出逢い
父は多くを語る人ではなかった、そのため母との思い出もほとんど聞くことはなかった。
「父も、私の父もこの指輪で母にプロポーズしたのでしょうか?」
ダーマは思い出し笑いをしながら「もう、大変だったのよ。旅から戻るなり『妖精に出会った!』『彼女の目を見た!魔法にかけられた!』ってね」
叔母の話しではこうだ、1人旅の途中、落馬し動けないでいたところを近くの村の女性に助けられ彼女の綺麗な深い緑色の瞳に恋をしたと
介抱してもらったほんの数日で二人は互いに惹かれあっていった、しかし名もない小さな村の女とそれなりの身分の父が一緒になると言う事は二人が強く望んだとしても周りが許さなかった。
「叔母上、あなたも反対されたのですか?」ピーターはイタズラに聞いた。
「もう…意地悪な質問をするのね!兄さんに似たのかしら!」そう言ってダーマはピーターの肩をピシャリと叩いた。
「最初は反対したわ。仕方がなかったの、彼女は…あなたのお母様は体が弱く…何て言えば良いかしら…」彼女は言葉に迷っていた。
「子供が産めないかもしれないってこと?ですか?」
ダーマは小さくうなずいた。
「でもね、二人の思いは想像以上に強かったわ、そんな二人を見ていると『運命なんだ』と思えて、…まぁ兄さんはハンサムだったから色目使って媚びてくる女たちよりは数万倍素敵な女性だったのよ」
「結局はまわりが根負けして結婚を承諾したの。だって兄さんったら『彼女と結婚出来ないのなら!僕は一生誰とも結婚しません!』って!父も母もこの言葉には慌てていたわ」
自分の知っている父とはイメージが違いすぎていた。
「あなたは愛されていたわ、兄さんとお姉様の宝物なの。私にとっても大事な家族」
そう言うとダーマは「 あなたが心から愛せる人が現れたら、守りたい人が出来たらこの指輪を渡しなさい」とピーターのおでこに優しくキスをした。

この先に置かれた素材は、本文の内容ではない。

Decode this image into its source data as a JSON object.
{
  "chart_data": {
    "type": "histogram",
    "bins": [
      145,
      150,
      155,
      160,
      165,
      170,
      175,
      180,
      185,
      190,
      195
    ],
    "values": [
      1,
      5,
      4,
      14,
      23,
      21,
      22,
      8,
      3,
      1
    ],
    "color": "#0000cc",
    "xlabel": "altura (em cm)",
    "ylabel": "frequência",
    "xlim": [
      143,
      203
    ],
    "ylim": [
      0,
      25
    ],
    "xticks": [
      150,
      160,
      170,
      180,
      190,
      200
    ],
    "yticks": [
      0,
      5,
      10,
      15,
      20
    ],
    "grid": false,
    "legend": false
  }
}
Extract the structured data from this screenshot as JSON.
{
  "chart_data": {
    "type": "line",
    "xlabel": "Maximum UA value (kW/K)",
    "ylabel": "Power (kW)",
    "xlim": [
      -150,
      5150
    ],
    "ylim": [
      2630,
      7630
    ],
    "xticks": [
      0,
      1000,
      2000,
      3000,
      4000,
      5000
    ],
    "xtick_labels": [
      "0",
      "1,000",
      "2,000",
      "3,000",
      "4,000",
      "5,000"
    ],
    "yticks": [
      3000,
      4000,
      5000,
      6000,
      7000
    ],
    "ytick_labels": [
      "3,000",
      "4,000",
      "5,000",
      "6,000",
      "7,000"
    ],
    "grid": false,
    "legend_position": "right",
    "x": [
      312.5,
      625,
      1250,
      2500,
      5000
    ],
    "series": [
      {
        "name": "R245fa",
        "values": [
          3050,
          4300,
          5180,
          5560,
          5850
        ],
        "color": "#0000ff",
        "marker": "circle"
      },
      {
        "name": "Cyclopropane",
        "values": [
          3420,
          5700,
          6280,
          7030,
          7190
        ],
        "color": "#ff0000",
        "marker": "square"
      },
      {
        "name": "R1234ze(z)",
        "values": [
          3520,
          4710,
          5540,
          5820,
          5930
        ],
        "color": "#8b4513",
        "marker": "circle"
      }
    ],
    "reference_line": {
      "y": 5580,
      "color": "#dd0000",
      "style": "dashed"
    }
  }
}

それは叔母上の愛であり、同時に父そして母の愛でもあった。
ピーターは思い立ったように「…叔母上、こちらへ来る前美しい森のふもとに街があったのですがご存知でしょうか?」
彼女は少し考えてから「 えぇ、その街なら2、3度行ったことがあるわ。すごく豊かできれいな街よ。たしか立派なお屋敷があって、そこのお嬢様はとても美しいと評判だそうよ、突然どうしたの?」
はやる気持ちを抑え「申し訳ありませんが急用を思い出したので失礼させて頂きます」
呆気に取られるダーマをよそにピーターは帰り支度を始めた。
「あと、重ね重ね申し訳ないのですが、あなたへ渡して欲しいとお預かりしている物があるのですが、鍛冶屋のニックのおばあさんからです」
「まぁ、おばあさんお元気?長い間お会いしてないわね」
「元気ですよ、彼女は村で一番元気です」
二人は顔を見合わせ笑った。
「預かり物って?」
ピーターはカバンからブランケットを取り出すと彼女へ手渡した。
「まぁ!なんて素敵な刺繍なの!それにとても温かそうだわ」
「申し上げにくいのですが…そなブランケットを私に譲って頂けないでしょうか!?」
まだ自分の物になっていない物を『くれ』と言われ始めは困惑していたダーマもブランケットから焚き火と草花の匂いに混じって優しいく香る香油の匂いに気づくと
「持って行きなさい」
とブランケットを手渡した。
女のカンはほんとに鋭いものである。